Dr Narendra Kochar was employed in Edinburgh when the alleged incidents occurred on May 5, 2008.
In March 2020, he was cleared by a jury at Manchester Crown Court of six counts of sexual assault against three patients on whom he had performed medical examinations.
The consultant gastroenterologist has now been accused of undertaking an “inappropriate and non-clinically indicated” examination, wherein he allegedly touched the woman’s breasts and external genitalia multiple times.
He has also been accused of pressing and rubbing his aroused genitalia against the patient multiple times, in one instance raising her arm against himself.
Dr Kochar allegedly also carried out an inappropriate examination of the patient’s genitalia while not wearing gloves.
The tribunal is also investigating claims that he failed to obtain the patient’s consent, offer her a chaperone, or record the examination of the patient’s breasts and vagina in her medical records – the last of which he has admitted to.

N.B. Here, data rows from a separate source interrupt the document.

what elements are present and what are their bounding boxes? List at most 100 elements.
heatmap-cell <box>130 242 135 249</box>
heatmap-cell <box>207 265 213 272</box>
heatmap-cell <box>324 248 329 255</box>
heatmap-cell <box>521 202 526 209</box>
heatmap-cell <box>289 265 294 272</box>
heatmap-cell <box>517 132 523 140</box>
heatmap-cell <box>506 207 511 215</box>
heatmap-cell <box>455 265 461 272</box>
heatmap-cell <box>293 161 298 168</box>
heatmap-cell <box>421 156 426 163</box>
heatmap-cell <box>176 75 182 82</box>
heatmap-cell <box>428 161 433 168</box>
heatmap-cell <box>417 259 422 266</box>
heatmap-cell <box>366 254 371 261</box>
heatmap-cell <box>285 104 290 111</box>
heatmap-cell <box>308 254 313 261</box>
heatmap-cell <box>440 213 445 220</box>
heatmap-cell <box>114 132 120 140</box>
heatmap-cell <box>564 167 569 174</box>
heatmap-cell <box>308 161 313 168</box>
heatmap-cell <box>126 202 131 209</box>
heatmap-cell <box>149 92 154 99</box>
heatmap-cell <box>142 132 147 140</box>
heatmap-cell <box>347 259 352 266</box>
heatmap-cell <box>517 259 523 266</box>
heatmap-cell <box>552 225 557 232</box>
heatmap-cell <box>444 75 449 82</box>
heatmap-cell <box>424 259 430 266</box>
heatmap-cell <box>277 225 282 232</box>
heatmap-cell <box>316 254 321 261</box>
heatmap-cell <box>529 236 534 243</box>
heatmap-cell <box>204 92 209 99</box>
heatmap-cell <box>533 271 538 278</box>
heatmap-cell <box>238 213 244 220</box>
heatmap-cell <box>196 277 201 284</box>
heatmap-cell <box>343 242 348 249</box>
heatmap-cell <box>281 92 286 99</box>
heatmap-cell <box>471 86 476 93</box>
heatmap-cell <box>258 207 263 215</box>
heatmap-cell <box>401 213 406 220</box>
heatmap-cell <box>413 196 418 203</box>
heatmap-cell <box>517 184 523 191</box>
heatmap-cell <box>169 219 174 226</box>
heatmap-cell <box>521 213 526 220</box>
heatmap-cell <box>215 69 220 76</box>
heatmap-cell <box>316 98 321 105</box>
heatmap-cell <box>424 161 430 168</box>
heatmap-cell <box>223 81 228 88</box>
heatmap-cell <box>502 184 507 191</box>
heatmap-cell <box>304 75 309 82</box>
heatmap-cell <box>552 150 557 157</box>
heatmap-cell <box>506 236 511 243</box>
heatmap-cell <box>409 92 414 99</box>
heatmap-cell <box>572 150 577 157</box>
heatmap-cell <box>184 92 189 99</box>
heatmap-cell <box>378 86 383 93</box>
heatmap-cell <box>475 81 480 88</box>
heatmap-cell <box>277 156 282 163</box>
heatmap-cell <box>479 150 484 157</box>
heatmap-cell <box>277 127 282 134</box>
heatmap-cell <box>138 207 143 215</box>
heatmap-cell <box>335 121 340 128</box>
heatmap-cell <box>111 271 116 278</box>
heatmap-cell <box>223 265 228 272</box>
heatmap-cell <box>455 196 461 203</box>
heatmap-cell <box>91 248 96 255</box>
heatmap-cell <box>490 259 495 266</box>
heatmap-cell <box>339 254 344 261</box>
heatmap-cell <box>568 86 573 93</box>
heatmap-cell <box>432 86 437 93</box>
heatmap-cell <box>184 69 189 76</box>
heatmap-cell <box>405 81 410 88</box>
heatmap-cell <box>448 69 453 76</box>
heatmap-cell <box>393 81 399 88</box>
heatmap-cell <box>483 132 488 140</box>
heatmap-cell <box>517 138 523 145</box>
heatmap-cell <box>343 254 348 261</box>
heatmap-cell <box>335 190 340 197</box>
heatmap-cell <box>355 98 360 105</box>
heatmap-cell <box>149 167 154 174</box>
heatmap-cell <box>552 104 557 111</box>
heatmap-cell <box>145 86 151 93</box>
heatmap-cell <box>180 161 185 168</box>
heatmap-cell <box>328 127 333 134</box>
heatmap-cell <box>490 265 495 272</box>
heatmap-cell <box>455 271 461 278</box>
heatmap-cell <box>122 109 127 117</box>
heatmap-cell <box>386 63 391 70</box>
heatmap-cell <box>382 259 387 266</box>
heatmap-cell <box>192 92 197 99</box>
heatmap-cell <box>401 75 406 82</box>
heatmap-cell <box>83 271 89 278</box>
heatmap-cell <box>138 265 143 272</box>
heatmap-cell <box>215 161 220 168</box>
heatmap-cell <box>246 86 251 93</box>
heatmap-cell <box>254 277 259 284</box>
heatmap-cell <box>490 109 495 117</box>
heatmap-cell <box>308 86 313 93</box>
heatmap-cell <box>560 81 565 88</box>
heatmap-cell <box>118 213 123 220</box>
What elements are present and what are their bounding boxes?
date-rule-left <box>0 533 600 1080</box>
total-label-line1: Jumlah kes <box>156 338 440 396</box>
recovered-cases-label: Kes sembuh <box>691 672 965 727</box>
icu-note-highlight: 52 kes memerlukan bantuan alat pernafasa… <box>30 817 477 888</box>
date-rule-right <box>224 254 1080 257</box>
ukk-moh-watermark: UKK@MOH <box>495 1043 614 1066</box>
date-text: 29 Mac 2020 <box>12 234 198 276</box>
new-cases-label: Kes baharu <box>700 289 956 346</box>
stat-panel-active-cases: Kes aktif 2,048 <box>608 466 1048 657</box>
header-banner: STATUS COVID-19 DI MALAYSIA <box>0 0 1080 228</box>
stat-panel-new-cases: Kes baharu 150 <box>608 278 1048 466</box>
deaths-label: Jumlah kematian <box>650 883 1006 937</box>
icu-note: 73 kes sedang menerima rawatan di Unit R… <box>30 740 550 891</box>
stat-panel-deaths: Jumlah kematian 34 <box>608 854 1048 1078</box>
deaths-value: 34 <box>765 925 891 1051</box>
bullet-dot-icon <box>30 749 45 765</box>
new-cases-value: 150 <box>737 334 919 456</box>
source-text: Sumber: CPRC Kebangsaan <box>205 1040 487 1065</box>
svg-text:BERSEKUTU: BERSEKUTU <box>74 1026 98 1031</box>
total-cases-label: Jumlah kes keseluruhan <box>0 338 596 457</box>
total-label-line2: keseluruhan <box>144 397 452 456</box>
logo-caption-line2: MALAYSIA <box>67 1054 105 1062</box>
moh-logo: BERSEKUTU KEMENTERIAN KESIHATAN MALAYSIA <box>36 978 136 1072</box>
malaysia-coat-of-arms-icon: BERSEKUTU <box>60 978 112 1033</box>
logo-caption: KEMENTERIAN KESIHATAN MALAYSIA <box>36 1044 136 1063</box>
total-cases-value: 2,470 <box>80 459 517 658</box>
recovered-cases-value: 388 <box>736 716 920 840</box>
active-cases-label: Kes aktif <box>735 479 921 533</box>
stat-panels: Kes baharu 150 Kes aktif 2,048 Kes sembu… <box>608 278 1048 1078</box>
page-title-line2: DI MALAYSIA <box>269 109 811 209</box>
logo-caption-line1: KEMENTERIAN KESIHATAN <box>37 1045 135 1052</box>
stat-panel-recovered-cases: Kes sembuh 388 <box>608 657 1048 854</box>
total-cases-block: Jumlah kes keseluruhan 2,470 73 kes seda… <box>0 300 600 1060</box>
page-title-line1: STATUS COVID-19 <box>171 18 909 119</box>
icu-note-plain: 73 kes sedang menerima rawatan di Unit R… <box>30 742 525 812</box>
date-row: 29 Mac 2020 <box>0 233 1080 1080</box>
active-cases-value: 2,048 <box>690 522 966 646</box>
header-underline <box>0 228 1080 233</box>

A panel at the Medical Practitioners Tribunal Service (MPTS) will determine if Dr Kochar’s fitness to practise is impaired.
The tribunal considers evidence regarding alleged misconduct by doctors brought by the General Medical Council (GMC) – the regulatory body for doctors.
The MPTS decides whether UK-registered doctors are fit to practise – if not, it also rules on how they should be sanctioned.